Para dinamizar la economía, generar más empleos, aumentar significativamente el gasto de capital, generando riqueza y aumentando los niveles de desarrollo construyendo carreteras, autopistas, escuelas, hospitales, plantas eléctricas, presas, etc.
El gobierno necesita dinero para cumplir con todos sus compromisos sociales que son cada vez mayores. La deuda social del país sigue siendo muy alta. Los pobres, marginados de la fortuna, reclaman, con justicia, mejorar sus condiciones de vida espiritual y material, que es lo que le da sentido al Estado.

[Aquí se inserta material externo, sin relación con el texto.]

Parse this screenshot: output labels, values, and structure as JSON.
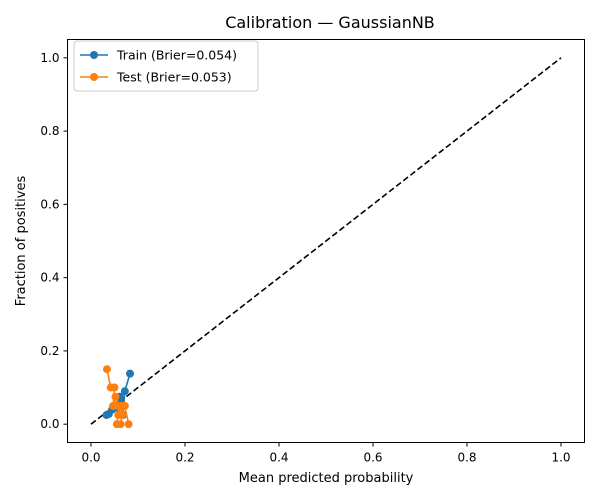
{
  "chart_data": {
    "type": "line",
    "title": "Calibration — GaussianNB",
    "xlabel": "Mean predicted probability",
    "ylabel": "Fraction of positives",
    "xlim": [
      -0.05,
      1.05
    ],
    "ylim": [
      -0.05,
      1.05
    ],
    "xticks": [
      0.0,
      0.2,
      0.4,
      0.6,
      0.8,
      1.0
    ],
    "xtick_labels": [
      "0.0",
      "0.2",
      "0.4",
      "0.6",
      "0.8",
      "1.0"
    ],
    "yticks": [
      0.0,
      0.2,
      0.4,
      0.6,
      0.8,
      1.0
    ],
    "ytick_labels": [
      "0.0",
      "0.2",
      "0.4",
      "0.6",
      "0.8",
      "1.0"
    ],
    "grid": false,
    "legend_position": "top-left",
    "reference_line": {
      "x": [
        0,
        1
      ],
      "y": [
        0,
        1
      ],
      "style": "dashed",
      "color": "#000000"
    },
    "series": [
      {
        "name": "Train (Brier=0.054)",
        "color": "#1f77b4",
        "x": [
          0.033,
          0.038,
          0.045,
          0.052,
          0.058,
          0.061,
          0.064,
          0.068,
          0.072,
          0.083
        ],
        "y": [
          0.025,
          0.028,
          0.04,
          0.045,
          0.05,
          0.075,
          0.06,
          0.025,
          0.09,
          0.138
        ]
      },
      {
        "name": "Test (Brier=0.053)",
        "color": "#ff7f0e",
        "x": [
          0.034,
          0.042,
          0.05,
          0.047,
          0.052,
          0.056,
          0.06,
          0.055,
          0.063,
          0.066,
          0.07,
          0.063,
          0.058,
          0.072,
          0.08
        ],
        "y": [
          0.15,
          0.1,
          0.1,
          0.05,
          0.075,
          0.05,
          0.05,
          0.0,
          0.0,
          0.025,
          0.05,
          0.05,
          0.025,
          0.05,
          0.0
        ]
      }
    ]
  }
}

El gobierno no precisa de 500 mil millones de pesos, ni de 300 mil millones, de golpe y porrazo, ni en un solo año, necesita, con la prudencia y el tacto que aconsejan las circunstancias, entre 200 y 150 mil millones. Ahora bien, quién o quiénes deben pagar la reforma. ¡Los que más tienen, los poderosos, los verdaderos dueños del país, los que nunca se sacrifican por el bienestar colectivo!
La reforma no la pueden pagar los pobres, como suele suceder. No más impuestos para los pobres ni la clase media. La comida no puede ser tocada para evitar la inflación. El gobierno está en la obligación de proteger a los trabajadores de bajos ingresos, a las amas de casa, a los pequeños y mediados agricultores, a los pequeños y medianos empresarios.